Well, today I learned that the Chinese are leading the charge into the 21st century (yeah, the one we’ve been in for almost two decades) by establishing an online portal for submission of requests. No more printing, no more FedEx or UPS delays, and no more wondering if the paperwork actually reached the right desk in Beijing. From the folks at the International Legal Cooperation Center, a unit of the Ministry of Justice in Beijing:
To improve the efficiency of judicial assistance in civil matters, our Ministry has developed an online Civil and Commercial Judicial Assistance System. We invite you to use this newly launched system to submit any request for judicial assistance in civil and commercial matters in the framework of Hague Service Convention, Hague Evidence Convention and bilateral treaties signed between foreign countries and China.
Please log onto www.ilcc.online, register and use.
We hope to see your requests coming onto the system very soon.
For the record, I’ve signed up but have yet to use it– I sent a couple of traditional hard copy requests over just last week– but will update this space as soon as I have a basis to comment.

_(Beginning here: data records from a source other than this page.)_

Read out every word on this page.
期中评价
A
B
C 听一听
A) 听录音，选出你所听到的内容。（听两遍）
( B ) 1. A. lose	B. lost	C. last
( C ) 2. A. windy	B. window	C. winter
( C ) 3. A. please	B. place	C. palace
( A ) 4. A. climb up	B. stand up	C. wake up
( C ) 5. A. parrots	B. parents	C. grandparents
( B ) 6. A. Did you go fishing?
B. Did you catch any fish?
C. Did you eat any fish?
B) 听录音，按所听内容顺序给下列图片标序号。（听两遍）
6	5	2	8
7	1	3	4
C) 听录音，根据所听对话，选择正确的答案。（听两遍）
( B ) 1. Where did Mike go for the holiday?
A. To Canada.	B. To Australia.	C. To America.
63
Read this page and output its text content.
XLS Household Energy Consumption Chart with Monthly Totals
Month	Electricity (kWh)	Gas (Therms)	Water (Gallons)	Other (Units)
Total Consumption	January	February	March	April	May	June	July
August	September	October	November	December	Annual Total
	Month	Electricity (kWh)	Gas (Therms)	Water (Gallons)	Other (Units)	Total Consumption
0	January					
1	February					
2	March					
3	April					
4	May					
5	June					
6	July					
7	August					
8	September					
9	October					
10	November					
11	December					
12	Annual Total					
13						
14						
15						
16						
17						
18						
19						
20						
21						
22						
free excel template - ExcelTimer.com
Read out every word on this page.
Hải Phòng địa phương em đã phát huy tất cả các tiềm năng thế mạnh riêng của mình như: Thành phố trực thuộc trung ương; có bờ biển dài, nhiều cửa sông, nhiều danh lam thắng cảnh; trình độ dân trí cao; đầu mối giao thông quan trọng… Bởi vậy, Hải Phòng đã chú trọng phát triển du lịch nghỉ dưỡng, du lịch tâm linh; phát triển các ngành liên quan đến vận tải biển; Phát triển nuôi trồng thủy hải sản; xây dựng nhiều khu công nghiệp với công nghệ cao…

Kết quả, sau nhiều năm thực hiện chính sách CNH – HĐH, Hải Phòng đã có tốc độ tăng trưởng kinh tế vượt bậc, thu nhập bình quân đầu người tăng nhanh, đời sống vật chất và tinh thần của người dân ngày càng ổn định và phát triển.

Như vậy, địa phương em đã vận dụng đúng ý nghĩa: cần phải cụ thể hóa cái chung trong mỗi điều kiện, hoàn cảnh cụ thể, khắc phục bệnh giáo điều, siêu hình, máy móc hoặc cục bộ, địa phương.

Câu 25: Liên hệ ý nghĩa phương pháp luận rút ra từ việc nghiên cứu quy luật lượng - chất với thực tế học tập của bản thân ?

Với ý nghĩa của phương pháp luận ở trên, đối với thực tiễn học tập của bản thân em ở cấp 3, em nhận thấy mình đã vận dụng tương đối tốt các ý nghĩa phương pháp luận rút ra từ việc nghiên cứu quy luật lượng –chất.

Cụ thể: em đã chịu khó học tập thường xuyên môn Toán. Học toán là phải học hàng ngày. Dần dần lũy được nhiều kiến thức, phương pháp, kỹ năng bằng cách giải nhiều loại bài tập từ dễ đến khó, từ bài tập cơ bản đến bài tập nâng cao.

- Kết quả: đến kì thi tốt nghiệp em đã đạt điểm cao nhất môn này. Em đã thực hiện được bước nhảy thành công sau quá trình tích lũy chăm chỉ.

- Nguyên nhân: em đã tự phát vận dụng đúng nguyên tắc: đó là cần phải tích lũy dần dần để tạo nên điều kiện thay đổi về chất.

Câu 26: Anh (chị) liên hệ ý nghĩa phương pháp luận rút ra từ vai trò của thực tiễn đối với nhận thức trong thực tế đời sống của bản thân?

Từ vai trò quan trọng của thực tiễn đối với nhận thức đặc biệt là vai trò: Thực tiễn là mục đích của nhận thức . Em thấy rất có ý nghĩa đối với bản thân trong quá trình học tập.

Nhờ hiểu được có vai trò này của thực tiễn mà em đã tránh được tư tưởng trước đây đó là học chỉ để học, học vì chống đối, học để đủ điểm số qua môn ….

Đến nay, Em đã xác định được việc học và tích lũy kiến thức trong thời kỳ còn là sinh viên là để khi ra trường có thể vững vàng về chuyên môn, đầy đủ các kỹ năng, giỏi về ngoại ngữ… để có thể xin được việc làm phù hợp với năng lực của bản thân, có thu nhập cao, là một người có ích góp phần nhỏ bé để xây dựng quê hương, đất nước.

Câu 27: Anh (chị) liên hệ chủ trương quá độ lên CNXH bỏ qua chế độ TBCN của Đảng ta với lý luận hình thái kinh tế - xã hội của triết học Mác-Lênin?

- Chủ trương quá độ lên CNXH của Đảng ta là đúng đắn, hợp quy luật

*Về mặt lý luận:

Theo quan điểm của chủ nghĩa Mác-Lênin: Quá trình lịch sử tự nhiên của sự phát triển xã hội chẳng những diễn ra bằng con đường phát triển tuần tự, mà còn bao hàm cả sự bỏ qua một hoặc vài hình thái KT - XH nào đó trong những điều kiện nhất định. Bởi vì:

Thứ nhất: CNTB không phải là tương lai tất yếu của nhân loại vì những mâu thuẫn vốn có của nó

And for an even more important record, other countries ought to follow China’s lead and do likewise.*
* In my original version of this column, I opined that the U.S. should especially follow China’s lead. Turns out, we already do that, and we did it first. ABC Legal, the company designated to process requests on behalf of the U.S. Department of Justice, provides just such an online portal. My apologies to both for not knowing that– I don’t handle inbound requests, obviously, and I should have looked into the matter before lodging a criticism.